De maneira geral, no entanto, os jornais locais são fracos. Para se ter uma idéia, é comum encontrar em suas páginas a publicação de releases de assessorias de imprensa – alguns deles chegam a dar o crédito aos assessores e às empresas de assessoria – principalmente nas editorias de cultura. Um outro diário local, o Verdade, é do ex-deputado Wilson Toni, hoje no PFL, e explora em suas páginas o mais puro sensacionalismo policialesco. Principalmente no rádio, Toni e sua equipe são, no entanto, os que conseguem maior audiência – o que mereceria ser comentado por algum outro observador local. O que o pefelista faz, porém, está longe de poder ser considerado jornalismo, principalmente porque às vezes o ouvinte não sabe se ele está fazendo comentários jornalísticos ou discurso político.

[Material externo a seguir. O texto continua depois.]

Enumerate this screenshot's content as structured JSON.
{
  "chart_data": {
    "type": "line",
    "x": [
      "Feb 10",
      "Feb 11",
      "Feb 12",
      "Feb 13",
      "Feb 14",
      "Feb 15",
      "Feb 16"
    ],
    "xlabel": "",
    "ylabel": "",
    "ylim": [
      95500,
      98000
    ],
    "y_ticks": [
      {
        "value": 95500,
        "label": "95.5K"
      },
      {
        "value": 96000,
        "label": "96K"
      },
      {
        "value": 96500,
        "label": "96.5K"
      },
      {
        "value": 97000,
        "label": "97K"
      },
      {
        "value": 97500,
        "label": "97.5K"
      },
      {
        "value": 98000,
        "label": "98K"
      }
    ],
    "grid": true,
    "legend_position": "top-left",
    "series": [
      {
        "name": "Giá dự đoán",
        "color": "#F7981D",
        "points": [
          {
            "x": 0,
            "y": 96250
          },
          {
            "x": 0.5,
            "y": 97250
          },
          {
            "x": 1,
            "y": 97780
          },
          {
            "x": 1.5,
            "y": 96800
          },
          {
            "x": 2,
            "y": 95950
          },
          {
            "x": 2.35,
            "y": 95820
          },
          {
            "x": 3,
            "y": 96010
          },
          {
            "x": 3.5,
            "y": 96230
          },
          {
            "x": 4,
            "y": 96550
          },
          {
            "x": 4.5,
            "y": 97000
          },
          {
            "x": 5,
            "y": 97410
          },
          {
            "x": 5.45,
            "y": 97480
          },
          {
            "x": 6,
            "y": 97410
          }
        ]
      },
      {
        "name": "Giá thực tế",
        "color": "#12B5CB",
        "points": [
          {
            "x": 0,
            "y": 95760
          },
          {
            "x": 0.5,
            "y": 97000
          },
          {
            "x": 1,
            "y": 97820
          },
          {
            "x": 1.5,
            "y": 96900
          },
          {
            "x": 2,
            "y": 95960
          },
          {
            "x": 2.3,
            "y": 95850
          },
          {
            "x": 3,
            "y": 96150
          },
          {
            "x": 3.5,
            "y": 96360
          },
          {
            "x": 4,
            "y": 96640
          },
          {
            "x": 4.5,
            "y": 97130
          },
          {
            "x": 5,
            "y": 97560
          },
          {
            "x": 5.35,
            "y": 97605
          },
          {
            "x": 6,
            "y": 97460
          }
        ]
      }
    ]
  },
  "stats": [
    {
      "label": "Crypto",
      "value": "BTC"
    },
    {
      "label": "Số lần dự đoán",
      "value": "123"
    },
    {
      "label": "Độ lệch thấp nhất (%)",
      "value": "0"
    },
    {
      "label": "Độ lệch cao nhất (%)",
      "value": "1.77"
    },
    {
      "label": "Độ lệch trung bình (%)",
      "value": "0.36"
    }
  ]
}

Ribeirão Preto já teve bons jornais no passado. Os jornalistas mais experientes dizem que a cidade chegou a ter cinco diários com qualidade razoável. O que este repórter já pesquisou no Arquivo Público e Municipal é que, até o final dos anos 1970, veículos como Diário de Notícias e Diário da Manhã – hoje extintos – tinham grande influência. Nos anos 1980, com a implantação na cidade da emissora EPTV, esses diários perderam prestígio e qualidade. Curiosamente, o novo jornal que promete ganhar espaço em Ribeirão é bancado por uma empresa que também vem de outra cidade – Campinas, como ocorreu com a EPTV.
Outros empreendimentos
A RAC possui outras publicações gratuitas no interior. Em Campinas, tem a Gazeta do Cambuí. Há pouco menos de um ano lançou a Gazeta de Piracicaba, que deixou de ser semanal para se tornar bissemanal há dois meses. Lá, seu sócio é Lourenço Tayar, ex-diretor do Jornal de Piracicaba, de acordo com Homem de Mello.

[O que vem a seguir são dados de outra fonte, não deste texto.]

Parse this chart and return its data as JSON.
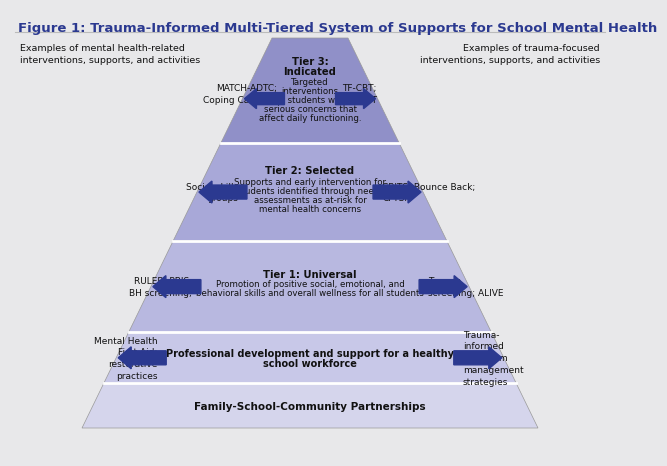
{
  "title": "Figure 1: Trauma-Informed Multi-Tiered System of Supports for School Mental Health",
  "background_color": "#e8e8ea",
  "tier_colors": [
    "#d5d5ec",
    "#c8c8e8",
    "#b8b8e0",
    "#a8a8d8",
    "#9090c8"
  ],
  "left_header": "Examples of mental health-related\ninterventions, supports, and activities",
  "right_header": "Examples of trauma-focused\ninterventions, supports, and activities",
  "tier3_label1": "Tier 3:",
  "tier3_label2": "Indicated",
  "tier3_text": "Targeted\ninterventions\nfor students with\nserious concerns that\naffect daily functioning.",
  "tier3_left": "MATCH-ADTC;\nCoping Cat; DBT",
  "tier3_right": "TF-CBT;\nTARGET",
  "tier2_label": "Tier 2: Selected",
  "tier2_text": "Supports and early intervention for\nstudents identified through needs\nassessments as at-risk for\nmental health concerns",
  "tier2_left": "Social skills\ngroups",
  "tier2_right": "CBITS; Bounce Back;\nCFTSI",
  "tier1_label": "Tier 1: Universal",
  "tier1_text": "Promotion of positive social, emotional, and\nbehavioral skills and overall wellness for all students",
  "tier1_left": "RULER; PBIS;\nBH screening;",
  "tier1_right": "Trauma\nscreening; ALIVE",
  "profdev_label": "Professional development and support for a healthy\nschool workforce",
  "profdev_left": "Mental Health\nFirst Aid;\nrestorative\npractices",
  "profdev_right": "Trauma-\ninformed\nclassroom\nmanagement\nstrategies",
  "family_label": "Family-School-Community Partnerships",
  "arrow_color": "#2b3990",
  "title_color": "#2b3990",
  "text_color": "#111111"
}
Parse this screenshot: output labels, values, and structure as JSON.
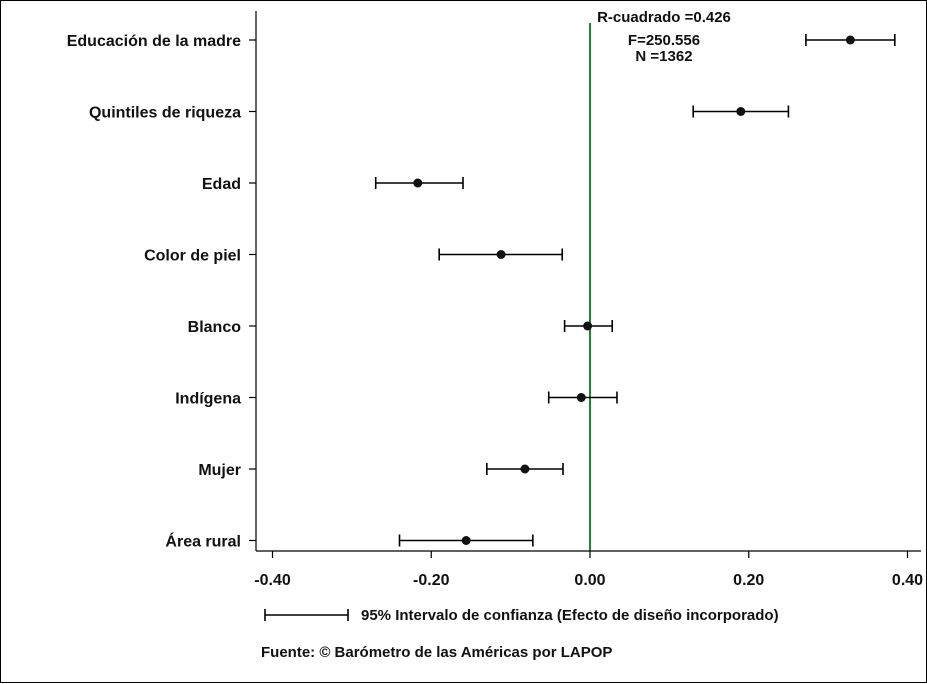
{
  "chart_data": {
    "type": "scatter",
    "subtype": "coefficient-plot",
    "xlim": [
      -0.42,
      0.42
    ],
    "x_ticks": [
      -0.4,
      -0.2,
      0.0,
      0.2,
      0.4
    ],
    "x_tick_labels": [
      "-0.40",
      "-0.20",
      "0.00",
      "0.20",
      "0.40"
    ],
    "reference_line": {
      "x": 0.0,
      "color": "#1a8a2a"
    },
    "grid": false,
    "categories": [
      "Educación de la madre",
      "Quintiles de riqueza",
      "Edad",
      "Color de piel",
      "Blanco",
      "Indígena",
      "Mujer",
      "Área rural"
    ],
    "estimates": [
      0.328,
      0.19,
      -0.217,
      -0.112,
      -0.003,
      -0.011,
      -0.082,
      -0.156
    ],
    "ci_low": [
      0.272,
      0.13,
      -0.27,
      -0.19,
      -0.032,
      -0.052,
      -0.13,
      -0.24
    ],
    "ci_high": [
      0.384,
      0.25,
      -0.16,
      -0.035,
      0.028,
      0.034,
      -0.034,
      -0.072
    ],
    "stats": [
      "R-cuadrado =0.426",
      "F=250.556",
      "N =1362"
    ],
    "legend": "95% Intervalo de confianza (Efecto de diseño incorporado)",
    "source": "Fuente: © Barómetro de las Américas por LAPOP"
  }
}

‘Os jornais gratuitos da RAC foram criados para leitura de fim de semana e são entregues porta a porta. A responsabilidade [dos nossos jornais] é produzir conteúdo mais abrangente’, afirma o diretor editorial da Rede Anhangüera de Comunicação. Resta saber se, com uma equipe pequena, a Gazeta de Ribeirão terá fôlego para oferecer todas as semanas textos de qualidade a seus leitores. A edição de estréia teve um mês de preparação para as 40 páginas, já que a equipe de jornalistas foi contratada em maio. Vale lembrar que dos editores e repórteres que compõem o expediente, quatro deles assinaram mais de 60% das reportagens. Carente de mais qualidade jornalística em seus veículos impressos, a cidade parece, no entanto, torcer por Homem de Mello.

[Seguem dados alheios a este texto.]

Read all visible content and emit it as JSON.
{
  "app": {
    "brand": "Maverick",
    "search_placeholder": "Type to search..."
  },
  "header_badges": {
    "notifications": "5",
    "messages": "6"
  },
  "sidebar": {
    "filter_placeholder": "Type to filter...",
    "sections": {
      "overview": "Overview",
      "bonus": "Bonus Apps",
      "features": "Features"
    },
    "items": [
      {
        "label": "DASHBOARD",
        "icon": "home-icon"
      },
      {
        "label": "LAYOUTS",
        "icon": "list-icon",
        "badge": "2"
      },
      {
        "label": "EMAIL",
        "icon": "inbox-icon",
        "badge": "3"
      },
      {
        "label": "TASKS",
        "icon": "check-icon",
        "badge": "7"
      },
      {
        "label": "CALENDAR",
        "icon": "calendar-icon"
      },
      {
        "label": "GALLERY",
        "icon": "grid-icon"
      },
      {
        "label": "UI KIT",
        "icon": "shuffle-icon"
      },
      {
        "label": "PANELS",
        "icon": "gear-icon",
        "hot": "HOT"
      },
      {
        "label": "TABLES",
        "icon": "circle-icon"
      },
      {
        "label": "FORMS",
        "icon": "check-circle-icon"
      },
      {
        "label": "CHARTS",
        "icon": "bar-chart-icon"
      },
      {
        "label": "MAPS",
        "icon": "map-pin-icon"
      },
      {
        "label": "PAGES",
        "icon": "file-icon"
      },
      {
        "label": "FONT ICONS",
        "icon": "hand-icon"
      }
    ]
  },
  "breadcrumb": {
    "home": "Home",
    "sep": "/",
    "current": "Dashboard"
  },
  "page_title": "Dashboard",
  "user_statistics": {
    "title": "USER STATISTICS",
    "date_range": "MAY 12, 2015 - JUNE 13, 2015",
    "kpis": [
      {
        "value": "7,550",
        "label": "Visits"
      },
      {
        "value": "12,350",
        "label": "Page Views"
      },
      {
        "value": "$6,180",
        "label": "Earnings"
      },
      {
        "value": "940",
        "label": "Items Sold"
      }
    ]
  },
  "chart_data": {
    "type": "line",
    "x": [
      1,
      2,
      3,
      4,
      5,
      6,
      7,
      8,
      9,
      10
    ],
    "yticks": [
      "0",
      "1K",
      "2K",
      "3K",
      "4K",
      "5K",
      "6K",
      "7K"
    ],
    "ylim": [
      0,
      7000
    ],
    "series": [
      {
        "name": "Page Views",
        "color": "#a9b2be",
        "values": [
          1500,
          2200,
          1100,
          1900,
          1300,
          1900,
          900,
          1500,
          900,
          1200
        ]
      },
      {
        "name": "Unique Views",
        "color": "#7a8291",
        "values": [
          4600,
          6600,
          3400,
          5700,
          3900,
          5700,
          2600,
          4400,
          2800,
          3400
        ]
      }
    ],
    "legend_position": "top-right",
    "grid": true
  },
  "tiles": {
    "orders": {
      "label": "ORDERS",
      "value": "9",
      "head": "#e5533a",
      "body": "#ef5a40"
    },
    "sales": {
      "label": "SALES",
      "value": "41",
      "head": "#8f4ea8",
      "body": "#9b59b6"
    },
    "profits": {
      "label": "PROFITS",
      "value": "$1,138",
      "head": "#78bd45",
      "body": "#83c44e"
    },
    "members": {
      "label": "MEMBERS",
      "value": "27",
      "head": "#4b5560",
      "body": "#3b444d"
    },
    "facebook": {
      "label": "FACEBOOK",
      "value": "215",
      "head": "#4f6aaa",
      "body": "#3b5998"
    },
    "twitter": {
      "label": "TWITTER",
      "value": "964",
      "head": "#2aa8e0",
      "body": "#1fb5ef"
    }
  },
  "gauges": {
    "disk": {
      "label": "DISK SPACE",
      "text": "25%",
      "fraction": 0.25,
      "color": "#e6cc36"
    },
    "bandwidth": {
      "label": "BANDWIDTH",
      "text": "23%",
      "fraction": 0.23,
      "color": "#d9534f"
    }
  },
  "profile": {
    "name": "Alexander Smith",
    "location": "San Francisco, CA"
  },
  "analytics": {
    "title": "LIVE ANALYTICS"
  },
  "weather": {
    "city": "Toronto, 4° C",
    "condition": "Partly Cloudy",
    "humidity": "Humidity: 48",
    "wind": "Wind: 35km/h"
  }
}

Desde o final da década de 1990, surgiram na Europa vários jornais gratuitos, principalmente de grupos de comunicação da Noruega e da Suécia [veja remissões abaixo]. Na Espanha, por exemplo, 20 Minutos e Metro Directo superam a tiragem de 3 milhões de leitores diários. Esses jornais têm, no entanto, características diferentes em relação aos do grupo RAC. Além de diários, são destinados aos passageiros do sistema de transporte de grandes capitais. O 20 Minutos recebe esse nome devido ao tempo médio que seus leitores ficam nos metrôs.